You may have heard that the NSA is spying on everyone, collecting pretty much every scrap of data it can get. Cell phone records, emails, social media posts – the works. The guy who spilled the beans on that is in hiding, and the US is pretty keen on getting him back for a big-time trial.
Some say it’s illegal, others say it’s necessary to keep us safe from bad people who want to do bad things to us. I’m simply creeped out by it, but it would be terrific if the NSA would offer a backup and recovery service for my data as well.
The NSA exists for matters of national security, so it’s not out of the realm of possibility that this program – called PRISM, according to reports – exists.
But there’s also news about the federal consumer protection watchdog spying on us. Too bad not many people are talking about it.

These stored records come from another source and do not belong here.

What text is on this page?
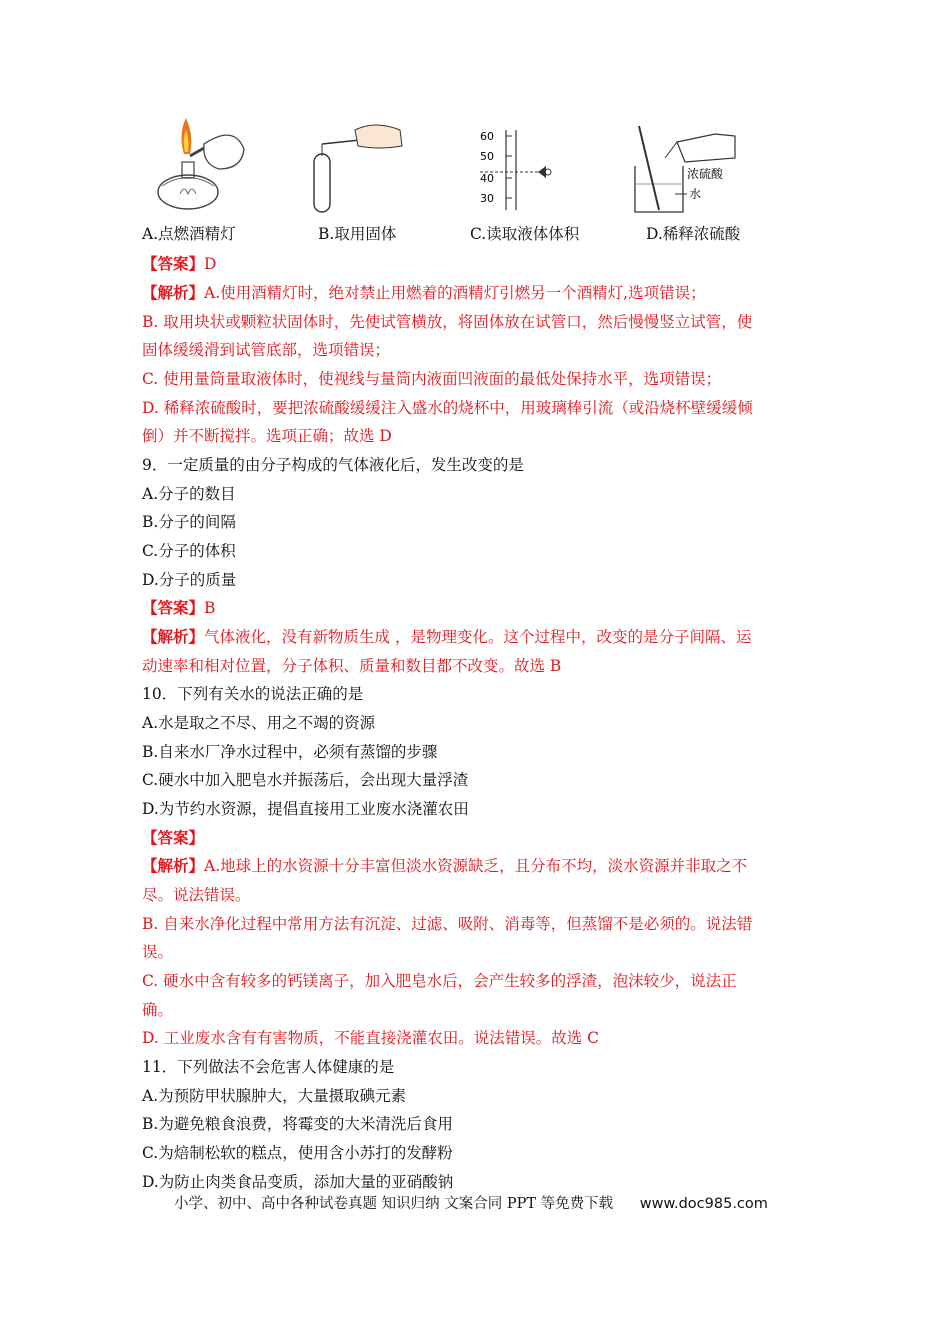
60
50
40
30
浓硫酸
水
A.点燃酒精灯	B.取用固体	C.读取液体体积	D.稀释浓硫酸
【答案】D
【解析】A.使用酒精灯时，绝对禁止用燃着的酒精灯引燃另一个酒精灯,选项错误；
B. 取用块状或颗粒状固体时，先使试管横放，将固体放在试管口，然后慢慢竖立试管，使
固体缓缓滑到试管底部，选项错误；
C. 使用量筒量取液体时，使视线与量筒内液面凹液面的最低处保持水平，选项错误；
D. 稀释浓硫酸时，要把浓硫酸缓缓注入盛水的烧杯中，用玻璃棒引流（或沿烧杯壁缓缓倾
倒）并不断搅拌。选项正确；故选 D
9．一定质量的由分子构成的气体液化后，发生改变的是
A.分子的数目
B.分子的间隔
C.分子的体积
D.分子的质量
【答案】B
【解析】气体液化，没有新物质生成 ，是物理变化。这个过程中，改变的是分子间隔、运
动速率和相对位置，分子体积、质量和数目都不改变。故选 B
10．下列有关水的说法正确的是
A.水是取之不尽、用之不竭的资源
B.自来水厂净水过程中，必须有蒸馏的步骤
C.硬水中加入肥皂水并振荡后，会出现大量浮渣
D.为节约水资源，提倡直接用工业废水浇灌农田
【答案】
【解析】A.地球上的水资源十分丰富但淡水资源缺乏，且分布不均，淡水资源并非取之不
尽。说法错误。
B. 自来水净化过程中常用方法有沉淀、过滤、吸附、消毒等，但蒸馏不是必须的。说法错
误。
C. 硬水中含有较多的钙镁离子，加入肥皂水后，会产生较多的浮渣，泡沫较少，说法正
确。
D. 工业废水含有有害物质，不能直接浇灌农田。说法错误。故选 C
11．下列做法不会危害人体健康的是
A.为预防甲状腺肿大，大量摄取碘元素
B.为避免粮食浪费，将霉变的大米清洗后食用
C.为焙制松软的糕点，使用含小苏打的发酵粉
D.为防止肉类食品变质，添加大量的亚硝酸钠
小学、初中、高中各种试卷真题 知识归纳 文案合同 PPT 等免费下载 www.doc985.com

Consumer Financial Protection Bureau Spy Program?
According to records received by Judicial Watch as a result of a Freedom of Information Act request, the Consumer Financial Protection Bureau has spent about $8 million of dollars collecting and analyzing Americans’ financial transactions.
Some of that data was collected without your knowledge.
There are contracts with credit reporting agencies and accounting firms to gather, store, and share credit card data.
There’s a contract for $2.9 million paid to Deloitte Consulting LLP for software instruction.
Indefinite Delivery, Indefinite Quantity
According to the documents obtained by Judicial Watch, there’s an “indefinite delivery, indefinite quantity” contract with Experian to track daily consumer habits.
The bureau’s stated objective is to acquire and maintain a random, nationally-representative sample of credit information on consumers for use in a variety of policy research projects. According to Bank Credit News:
Additionally, the documents showed a contractual provision stipulating that a contractor would be able to obtain confidential, proprietary or personally identifiable information that the contractor “may be required to share…with additional government entities as directed by the Contracting Officer’s Representative.”
This sounds pretty bad to me, folks.
No Warrant, No Permissible Purpose
Usually, the government needs a warrant for any search and seizure – including information about you.
We’ve talked about how nosy neighbors can’t get your credit reports or related credit information. You need to have a permissible purpose.
Granted, the CFPB may be obtaining this information for a valid purpose. But without permission or a permissible purpose as defined by the Fair Credit Reporting Act, it’s not legal.
More to the point, your data may be shared with those additional government entities. I’m not sure what that means, but theoretically that means the US Department of Justice can get your credit card statements in connection with your bankruptcy filing. Or the IRS could do an impromptu audit of your tax returns without telling you.
Cash Is King?
I know cards are convenient, but the privacy-minded among us may do well to use cash for their purchases.
It doesn’t matter whether you’ve got anything to hide. Your data and information should be yours to control as you see fit.